17 Years ago today: On 28 January 2002 a TAME Ecuador Boeing 727-134 flew into a mountain near Ipiales; killing all 94 occupants.

Date:Monday 28 January 2002
Time:10:24
Type: Boeing 727-134
Operator:TAME Ecuador
Registration:HC-BLF
C/n / msn:19692/498
First flight:1967-11-20 (34 years 3 months)
Total airframe hrs:64001
Cycles:49819
Engines:Pratt & Whitney JT8D-9A
Crew:Fatalities: 7 / Occupants: 7
Passengers:Fatalities: 87 / Occupants: 87
Total:Fatalities: 94 / Occupants: 94
Aircraft damage:Destroyed
Aircraft fate:Written off (damaged beyond repair)
Location:27 km (16.9 mls) NW of Ipiales (   Colombia)
Crash site elevation:4481 m (14701 feet) amsl
Phase:Approach (APR)
Nature:Domestic Scheduled Passenger
Departure airport:Quito-Mariscal Sucre Airport (UIO/SEQU), Ecuador
Destination airport:Tulcán Airport (TUA/SETU), Ecuador
Flightnumber:120

Narrative:
TAME Flight 120 was a scheduled flight from Quito to Cali, Colombia via Tulcán.

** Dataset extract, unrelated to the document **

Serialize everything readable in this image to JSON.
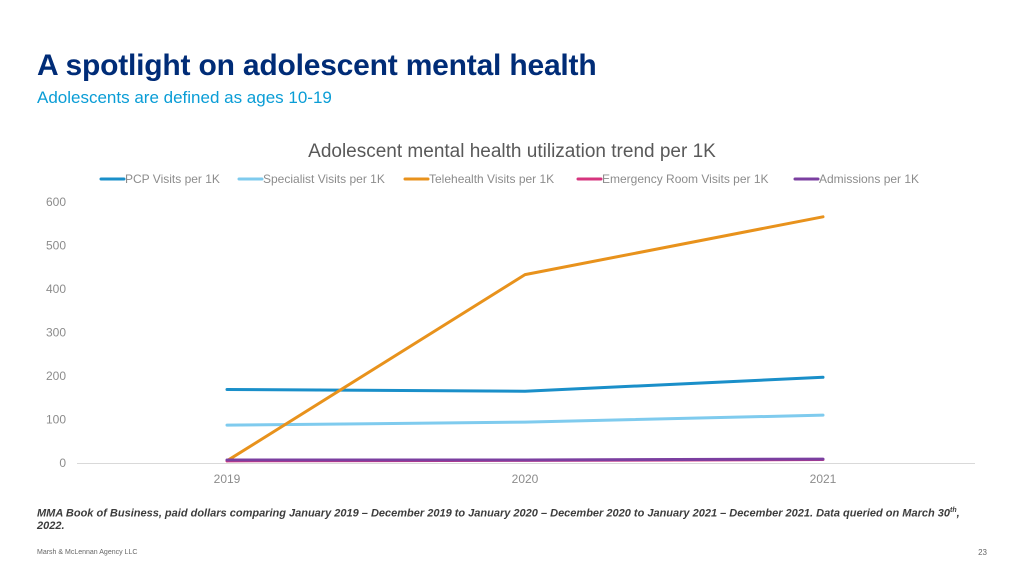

The Boeing 727 took off from runway 17 at 10:03 for the first leg to Tulcán. The flight climbed to the cruising altitude of FL180 and proceeded on the G-675 airway towards Ipiales from where it was to turn to Tulcán. At 10:15 the flight contacted Tulcán Tower. At that moment the airplane was 29 miles from the Tulcán NDB. The crew received permission to descend to FL140 and was given the current weather information, which included 8000 metres visibility, few clouds at 200 metres and overcast at 500 metres. The approach procedure called for a speed of 180 kts, but the actual speed was much higher at 230 knots. During the descent the airplane flew into the side of the Nevado el Cumbal Volcano at 14,700 feet, 1400 feet below the summit

Probable Cause:

PROBABLE CAUSE (translated from Spanish):
1) The decision of the instructor captain and his crew to initiate and continue the operation towards Tulcan airport below the meteorological minima established in the company’s SOPs.
2) Inadequate navigation and operation of the aircraft by the pilot flying and directed by the instructor captain, consisting of entering the holding pattern of the Tulcan radio beacon with a speed of 230 knots indicated airspeed and with a banking of 15 degrees exceeding the maximum stipulated speed limit of 180 knots during the entire procedure including the holding pattern and using a banking below the recommended range of 25 to 30 degrees, thus exceeding the lateral navigation and obstacle protection limits of the holding pattern, leading this operation to the collision with El Cumbal Hill.